How house prices will be affected under Scott Morrison
One of the nation’s top economists has revised his house price predictions in light of a Coalition victory. Here’s what his property roadmap looks like for the nation’s investors.
AMP chief economist Shane Oliver said the combination of Labor’s negative gearing plans not coming into effect, a cash rate cut likely for next week, Mr Morrison’s promised financial help for first home buyers and the banking regulator relaxing its 7 per cent interest rate test points to house prices bottoming earlier and higher than previously expected.
Mr Oliver now anticipates capital city average house prices to have a top-to-bottom fall of 12 per cent – 10 per cent of which is already done – rather than 15 per cent.
Further, he expects prices to largely hit their floor at the end of the year.
A return to boom time?

However, given the still poor affordability, high debt levels, tighter lending standards and rising unemployment, a quick return to the boom time is unlikely.
Simply put: the fall has been big, and it will take a while to recover.
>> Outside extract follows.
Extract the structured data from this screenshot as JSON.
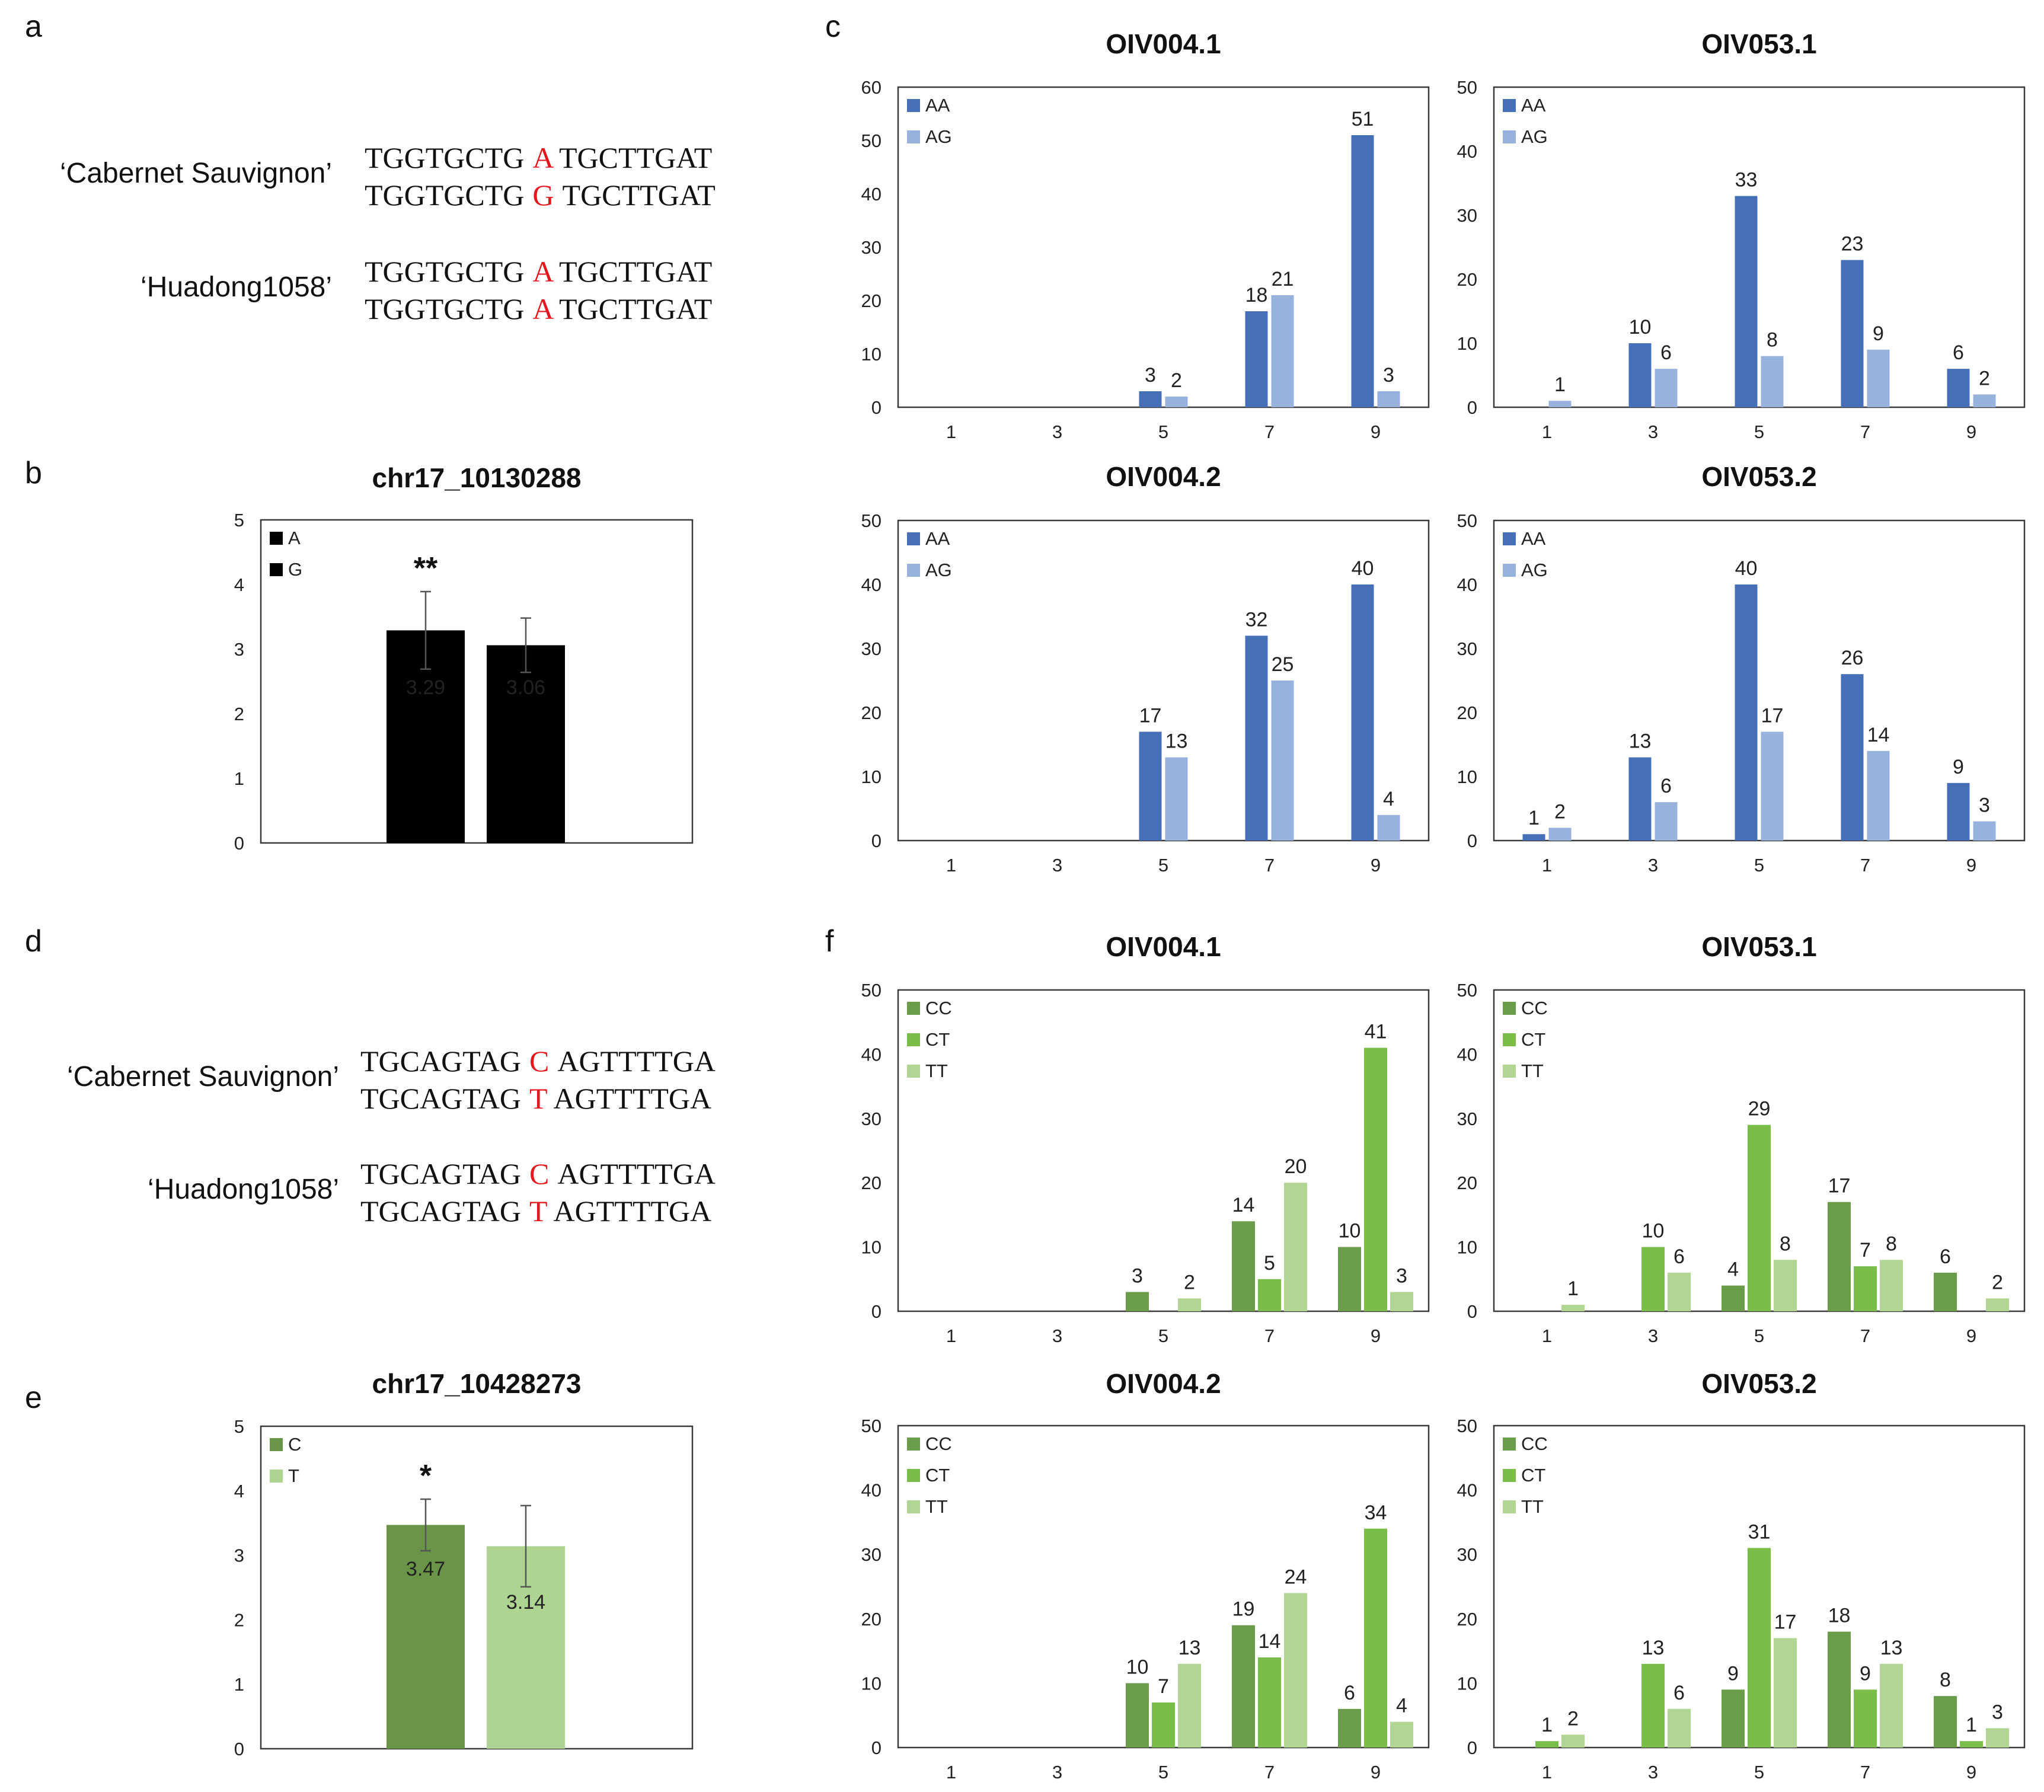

According to CoreLogic data, the fall in dwelling prices in capital cities are down 9.7 per cent from the highs of September 2017. With this, the total fall in value is the worst in 40 years, with Darwin (28 per cent), Sydney (15 per cent) and Melbourne (11 per cent) being the hardest hit.
How we got here
According to Mr Oliver, a range of pricing and economic factors caused the downturn:
- Firstly, a correction to the huge surge in 2017, where properties where overvalued and mortgagees were left with high debt
- The end of the mining booms in 2014 for Perth and Darwin
- Tightening lending standards that cracked down on lending to investors and interest-only loans
- A surge in supply of units in the major capitals
- 80 per cent collapse in foreign demand
- A big pool of interest-only borrowers switching to principal and interest loans
- Price fall feeding on themselves with a fear of not getting out of the market driving down the price
- Investors started to fact in the probability of Labor victory, which would restrict capital and capital gain taxes, meaning another 5 to 10 per cent could fall
Recent wins for the property market
While the drags remain significant, several positives have become apparent over the last few weeks. Mr Oliver believes these will help stabilise the market:
- First home buyers are now on the way as the government’s First Home Loan Deposit scheme takes effect.
- Secondly, APRA is lowering the 7 per cent mortgage buffer making it easier to access capital.
- The RBA governor has all but confirmed that rate cuts are on the way.
- The threat to changes to negative gearing and CGT is gone with a Morrison government victory.
The influence of unemployment
The main risk is that Australia slides into a downwards spiral as the housing downturn and global slump trigger a surge in unemployment, which by default spikes housing prices. According to Mr Oliver, ultimately, this could cause a 30 per cent plus falls in the national property prices.
AMP predicts that 60,000 jobs will be lost due to the housing downturn. However, a number of factors, including infrastructure spending, resources investment are near the bottom, non-mining investment looking strong and tax cuts for low and middle-income earners, should cap unemployment at less than 6 per cent.